A user-defined function object is created by a function definition (see def). It should be called with an argument list containing the same number of items as the function’s formal parameter list.
- func_doc The function’s documentation string, or None if unavailable. (Writable.)
- __doc__ Another way of spelling func_doc. (Writable.)
- func_name The function’s name. (Writable.)

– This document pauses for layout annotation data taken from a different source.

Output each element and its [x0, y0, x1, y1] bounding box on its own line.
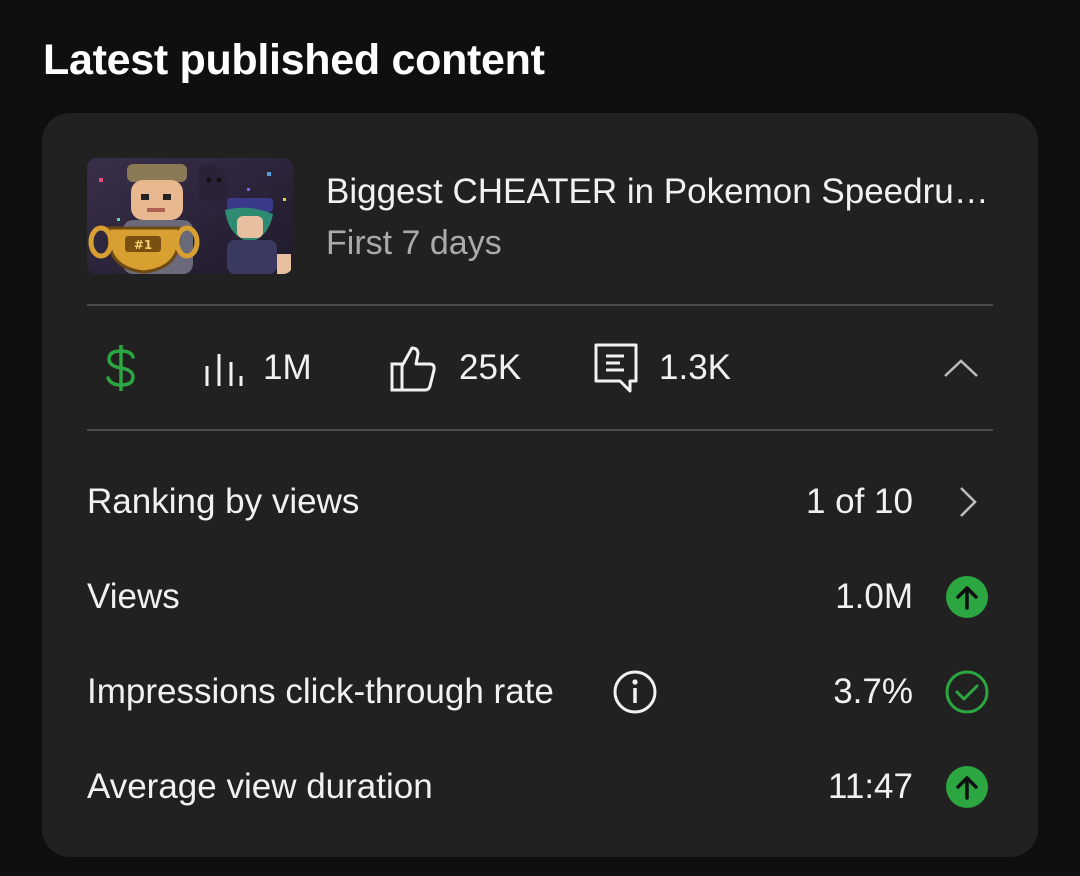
latest-content-card[interactable]: #1 Biggest CHEATER in Pokemon Speedru… F…: [42, 113, 1038, 857]
metric-label: Impressions click-through rate: [87, 672, 554, 711]
thumbnail-badge: #1: [134, 238, 152, 252]
comments-stat[interactable]: 1.3K: [593, 306, 731, 430]
divider-bottom: [87, 429, 993, 431]
chevron-up-icon: [944, 359, 978, 377]
video-row[interactable]: #1 Biggest CHEATER in Pokemon Speedru… F…: [87, 158, 993, 276]
comments-count: 1.3K: [659, 348, 731, 387]
metric-label: Ranking by views: [87, 482, 360, 521]
metric-value: 1 of 10: [805, 482, 913, 521]
check-circle-icon: [945, 670, 989, 714]
thumbs-up-icon: [390, 346, 436, 392]
likes-count: 25K: [459, 348, 522, 387]
metric-value: 3.7%: [833, 672, 913, 711]
stats-row[interactable]: 1M 25K 1.3K: [87, 306, 993, 430]
video-period: First 7 days: [326, 224, 502, 262]
metric-label: Views: [87, 577, 180, 616]
views-count: 1M: [263, 348, 312, 387]
video-thumbnail[interactable]: #1: [87, 158, 293, 274]
revenue-stat[interactable]: [103, 306, 139, 430]
avg-duration-row[interactable]: Average view duration 11:47: [87, 747, 993, 827]
video-title[interactable]: Biggest CHEATER in Pokemon Speedru…: [326, 172, 993, 212]
likes-stat[interactable]: 25K: [389, 306, 521, 430]
section-title: Latest published content: [43, 36, 545, 84]
info-icon[interactable]: [612, 669, 658, 715]
metric-value: 1.0M: [835, 577, 913, 616]
comment-icon: [594, 343, 638, 393]
thumbnail-image: #1: [87, 158, 293, 274]
views-row[interactable]: Views 1.0M: [87, 557, 993, 637]
views-stat[interactable]: 1M: [203, 306, 312, 430]
page: Latest published content #1 Biggest CHEA…: [0, 0, 1080, 876]
ranking-row[interactable]: Ranking by views 1 of 10: [87, 462, 993, 542]
arrow-up-circle-icon: [946, 576, 988, 618]
ctr-row[interactable]: Impressions click-through rate 3.7%: [87, 652, 993, 732]
metric-label: Average view duration: [87, 767, 433, 806]
metric-value: 11:47: [828, 767, 913, 806]
arrow-up-circle-icon: [946, 766, 988, 808]
bar-chart-icon: [205, 354, 243, 386]
dollar-icon: [106, 345, 135, 391]
collapse-button[interactable]: [943, 306, 979, 430]
chevron-right-icon: [960, 487, 977, 517]
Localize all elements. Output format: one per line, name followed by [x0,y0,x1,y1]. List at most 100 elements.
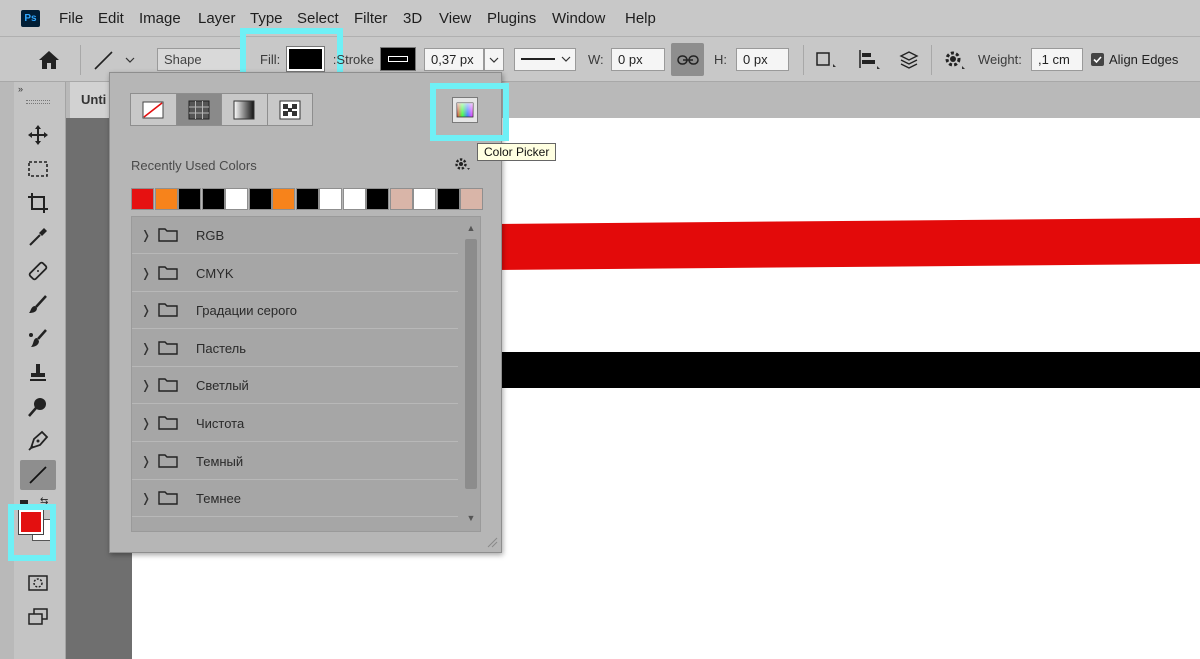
recent-color-swatch[interactable] [366,188,389,210]
path-operations-icon[interactable] [813,50,839,70]
folder-icon [158,341,178,355]
chevron-right-icon[interactable]: ❭ [141,491,155,505]
chevron-right-icon[interactable]: ❭ [141,416,155,430]
recent-color-swatch[interactable] [248,188,272,210]
menu-type[interactable]: Type [250,10,283,27]
recent-color-swatch[interactable] [131,188,154,210]
menu-image[interactable]: Image [139,10,181,27]
swatch-group-light[interactable]: ❭ Светлый [132,367,458,404]
width-input[interactable]: 0 px [611,48,665,71]
panel-grip[interactable] [26,100,50,104]
menu-filter[interactable]: Filter [354,10,387,27]
align-edges-checkbox[interactable] [1091,53,1104,66]
gear-icon[interactable] [942,48,968,72]
swatch-group-pure[interactable]: ❭ Чистота [132,405,458,442]
mixer-brush-icon [29,329,47,347]
recent-color-swatch[interactable] [319,188,342,210]
chevron-right-icon[interactable]: ❭ [141,341,155,355]
menu-window[interactable]: Window [552,10,605,27]
stroke-swatch-button[interactable] [380,47,416,71]
photoshop-logo: Ps [21,10,40,27]
dodge-tool[interactable] [20,392,56,422]
move-icon [28,125,48,145]
no-color-icon [142,101,164,118]
chevron-up-icon[interactable]: ▲ [464,223,478,233]
recent-color-swatch[interactable] [295,188,319,210]
menu-help[interactable]: Help [625,10,656,27]
recent-color-swatch[interactable] [178,188,201,210]
swatch-list-scrollbar[interactable]: ▲ ▼ [462,217,480,531]
weight-label: Weight: [978,52,1022,67]
swatch-groups-list: ❭ RGB ❭ CMYK ❭ Градации серого ❭ Пастель… [131,216,481,532]
recent-color-swatch[interactable] [272,188,295,210]
gradient-button[interactable] [222,94,268,125]
crop-tool[interactable] [20,188,56,218]
stamp-icon [30,364,46,381]
recent-color-swatch[interactable] [154,188,178,210]
stroke-width-input[interactable]: 0,37 px [424,48,484,71]
link-dimensions-button[interactable] [671,43,704,76]
eyedropper-tool[interactable] [20,222,56,252]
menu-edit[interactable]: Edit [98,10,124,27]
red-line-shape[interactable] [480,217,1200,271]
pattern-button[interactable] [268,94,313,125]
healing-brush-tool[interactable] [20,256,56,286]
clone-brush-tool[interactable] [20,324,56,354]
chevron-right-icon[interactable]: ❭ [141,266,155,280]
recent-color-swatch[interactable] [342,188,366,210]
menu-file[interactable]: File [59,10,83,27]
solid-color-button[interactable] [176,94,222,125]
menu-layer[interactable]: Layer [198,10,236,27]
path-alignment-icon[interactable] [855,48,883,72]
swatch-group-grayscale[interactable]: ❭ Градации серого [132,292,458,329]
no-color-button[interactable] [131,94,177,125]
recent-color-swatch[interactable] [460,188,483,210]
home-icon[interactable] [36,49,62,71]
marquee-tool[interactable] [20,154,56,184]
recent-color-swatch[interactable] [201,188,225,210]
link-icon [676,54,699,65]
weight-input[interactable]: ,1 cm [1031,48,1083,71]
recent-color-swatch[interactable] [413,188,436,210]
chevron-down-icon[interactable]: ▼ [464,513,478,523]
swatch-group-darker[interactable]: ❭ Темнее [132,480,458,517]
height-input[interactable]: 0 px [736,48,789,71]
folder-icon [158,378,178,392]
gear-icon[interactable] [454,157,472,177]
swatch-group-pastel[interactable]: ❭ Пастель [132,330,458,367]
swatch-group-cmyk[interactable]: ❭ CMYK [132,255,458,292]
menu-3d[interactable]: 3D [403,10,422,27]
move-tool[interactable] [20,120,56,150]
swatch-group-dark[interactable]: ❭ Темный [132,443,458,480]
resize-grip-icon[interactable] [486,535,498,548]
chevron-right-icon[interactable]: ❭ [141,303,155,317]
quick-mask-button[interactable] [20,568,56,598]
rectangular-marquee-icon [28,161,48,177]
pen-tool[interactable] [20,426,56,456]
stroke-width-dropdown[interactable] [484,48,504,71]
clone-stamp-tool[interactable] [20,358,56,388]
tool-mode-select[interactable]: Shape [157,48,243,71]
path-arrangement-icon[interactable] [895,48,923,72]
pen-icon [28,430,49,451]
collapse-panel-icon[interactable]: » [18,84,23,94]
screen-mode-button[interactable] [20,602,56,632]
stroke-type-select[interactable] [514,48,576,71]
line-tool[interactable] [20,460,56,490]
menu-plugins[interactable]: Plugins [487,10,536,27]
recent-color-swatch[interactable] [389,188,413,210]
line-tool-preset-icon[interactable] [92,49,138,71]
chevron-right-icon[interactable]: ❭ [141,378,155,392]
scrollbar-thumb[interactable] [465,239,477,489]
black-line-shape[interactable] [480,352,1200,388]
menu-view[interactable]: View [439,10,471,27]
menu-select[interactable]: Select [297,10,339,27]
swatch-group-rgb[interactable]: ❭ RGB [132,217,458,254]
line-icon [29,466,47,484]
quick-mask-icon [28,575,48,591]
recent-color-swatch[interactable] [436,188,460,210]
chevron-right-icon[interactable]: ❭ [141,454,155,468]
recent-color-swatch[interactable] [225,188,248,210]
chevron-right-icon[interactable]: ❭ [141,228,155,242]
brush-tool[interactable] [20,290,56,320]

- __name__ Another way of spelling func_name. (Writable.)
- __module__ The name of the module the function was defined in, or None if unavailable. (Writable.)
- func_defaults A tuple containing default argument values for those arguments that have defaults, or None if no arguments have a default value. If not None, the len(func_defaults) arguments have default values. (Writable.)
- func_code The code object representing the compiled function body. (Writable.)
- func_globals A reference to the dictionary that holds the function’s global variables — the global namespace of the module in which the function was defined. (Read-only.)
- func_dict The namespace supporting arbitrary function attributes. (Writable.)
- func_closure None or a tuple of cells that contain bindings for the function’s free variables. (Read-only.)
Most of the attributes labelled
Writable check the type of the
Changed in version 2.4: func_name is now writable.
Function objects also support getting and setting arbitrary attributes, which can be used, for example, to attach metadata to functions. Regular attribute dot-notation is used to get and set such attributes. Note that the current implementation only supports function attributes on user-defined functions. Function attributes on built-in functions may be supported in the future.
Additional information about a function’s definition can be retrieved from its code object (see type-code).